On the afternoon of 24 July 1943, Mussolini summoned the Fascist Grand Council to its first meeting since 1939, prompted by the Allied invasion of Sicily. At that meeting, Mussolini announced that the Germans were thinking of evacuating the south. This led Dino Grandi to launch a blistering attack on his longtime comrade. Grandi put on the table a resolution asking King Victor Emmanuel III to resume his full constitutional powers – in effect, a vote leading to Mussolini's ousting from leadership. The motion won by an unexpectedly large margin, 19–8, with Ciano voting in favor. Mussolini's replacement was Pietro Badoglio, an Italian general in both World Wars.
Mussolini did not think that the vote had any real value, and showed up at work the next morning like any other day. That afternoon, the king summoned him to Villa Savoia and dismissed him from office. Upon leaving the villa, Mussolini was arrested. For the next two months he was moved from place to place to hide him and prevent his rescue by the Germans. Ultimately, Mussolini was sent to Gran Sasso, a mountain resort in Abruzzo. He was kept in complete isolation in a hotel in Campo Imperatore until rescued by German paratroopers on 12 September 1943. Mussolini then set up a puppet government in the area of northern Italy still under German occupation called the Italian Social Republic.
Death
Ciano was dismissed from his post by the new government of Italy put in place after his father-in-law was overthrown. Ciano, Edda and their three children fled to Germany on 28 August 1943 in fear of being arrested by the new Italian government. The Germans turned him over to Mussolini's administration. He was then formally arrested on charges of treason. Under German and Fascist pressure, Mussolini had Ciano imprisoned before he was tried and found guilty. After the Verona trial and sentence, on 11 January 1944, Ciano was executed by a firing squad along with 4 others (Emilio De Bono, Luciano Gottardi, Giovanni Marinelli and Carlo Pareschi) who had voted for Mussolini's ousting. As a further humiliation, the condemned men were tied to chairs and shot in the back, though according to some accounts, Ciano managed to twist his chair around at the last minute to face the firing squad before uttering his final words, "Long live Italy!"[7]

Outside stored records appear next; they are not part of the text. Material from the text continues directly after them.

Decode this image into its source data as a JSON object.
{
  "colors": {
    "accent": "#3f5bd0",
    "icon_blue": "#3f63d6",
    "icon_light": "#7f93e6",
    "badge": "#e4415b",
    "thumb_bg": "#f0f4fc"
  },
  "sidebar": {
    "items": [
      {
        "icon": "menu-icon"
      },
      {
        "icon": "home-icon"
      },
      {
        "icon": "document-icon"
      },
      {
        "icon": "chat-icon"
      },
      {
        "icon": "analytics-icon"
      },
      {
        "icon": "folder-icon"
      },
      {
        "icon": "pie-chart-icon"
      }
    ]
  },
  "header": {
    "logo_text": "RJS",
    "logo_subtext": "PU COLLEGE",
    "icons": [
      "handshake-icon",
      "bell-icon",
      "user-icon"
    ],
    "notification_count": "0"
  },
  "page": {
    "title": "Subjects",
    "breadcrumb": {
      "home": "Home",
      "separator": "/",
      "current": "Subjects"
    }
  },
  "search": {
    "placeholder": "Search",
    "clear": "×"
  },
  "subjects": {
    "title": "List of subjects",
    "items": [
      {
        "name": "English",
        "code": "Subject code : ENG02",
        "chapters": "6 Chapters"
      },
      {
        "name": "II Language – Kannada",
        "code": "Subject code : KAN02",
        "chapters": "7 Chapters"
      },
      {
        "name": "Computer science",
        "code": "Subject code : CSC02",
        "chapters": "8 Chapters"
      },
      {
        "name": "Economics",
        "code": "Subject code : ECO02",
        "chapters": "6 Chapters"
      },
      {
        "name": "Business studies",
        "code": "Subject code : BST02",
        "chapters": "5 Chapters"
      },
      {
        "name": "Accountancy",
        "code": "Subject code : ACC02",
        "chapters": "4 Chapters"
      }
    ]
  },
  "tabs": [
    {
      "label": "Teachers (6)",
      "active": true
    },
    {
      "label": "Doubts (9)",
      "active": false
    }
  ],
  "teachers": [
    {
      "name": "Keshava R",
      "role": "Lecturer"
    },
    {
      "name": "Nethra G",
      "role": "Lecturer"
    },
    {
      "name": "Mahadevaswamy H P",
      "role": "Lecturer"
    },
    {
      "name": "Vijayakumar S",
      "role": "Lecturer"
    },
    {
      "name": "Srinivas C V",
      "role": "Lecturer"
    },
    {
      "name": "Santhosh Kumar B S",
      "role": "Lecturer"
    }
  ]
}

Ciano is remembered for his Diaries 1937–1943, a revealing daily record of his meetings with Mussolini, Hitler, Ribbentrop, foreign ambassadors and other political figures. Edda tried to barter his papers to the Germans in return for his life; Gestapo agents helped her confidant Emilio Pucci rescue some of them from Rome. Pucci was then a lieutenant in the Italian Air Force, but would find fame after the war as a fashion designer. When Hitler vetoed the plan, she hid the bulk of the papers at a clinic in Ramiola, near Medesano and on 9 January 1944, Pucci helped Edda escape to Switzerland with five diaries covering the war years.[8] The diary was first published in English in London in 1946, edited by Malcolm Muggeridge, covering 1939 to 1943. The complete English version was published in 2002.
Children
Gian Galeazzo and Edda Ciano had three offspring:
- Oldest child, Fabrizio Ciano, 3º Conte di Cortellazzo e Buccari (Shanghai, 1 October 1931 – San José, Costa Rica, 8 April 2008), married to Beatriz Uzcategui Jahn, without issue. Wrote a personal memoir entitled Quando il nonno fece fucilare papà ("When Grandpa had Daddy Shot").
- Middle child, Raimonda Ciano (Rome, 12 December 1933 – Rome, 24 May 1998), married to Nobile Alessandro Giunta (born 1929), son of Nobile Francesco Giunta (Piero, 1887–1971) and wife (m. Rome, 1924) Zenaida del Gallo Marchesa di Roccagiovine (Rome, 1902 – São Paulo, Brazil, 1988)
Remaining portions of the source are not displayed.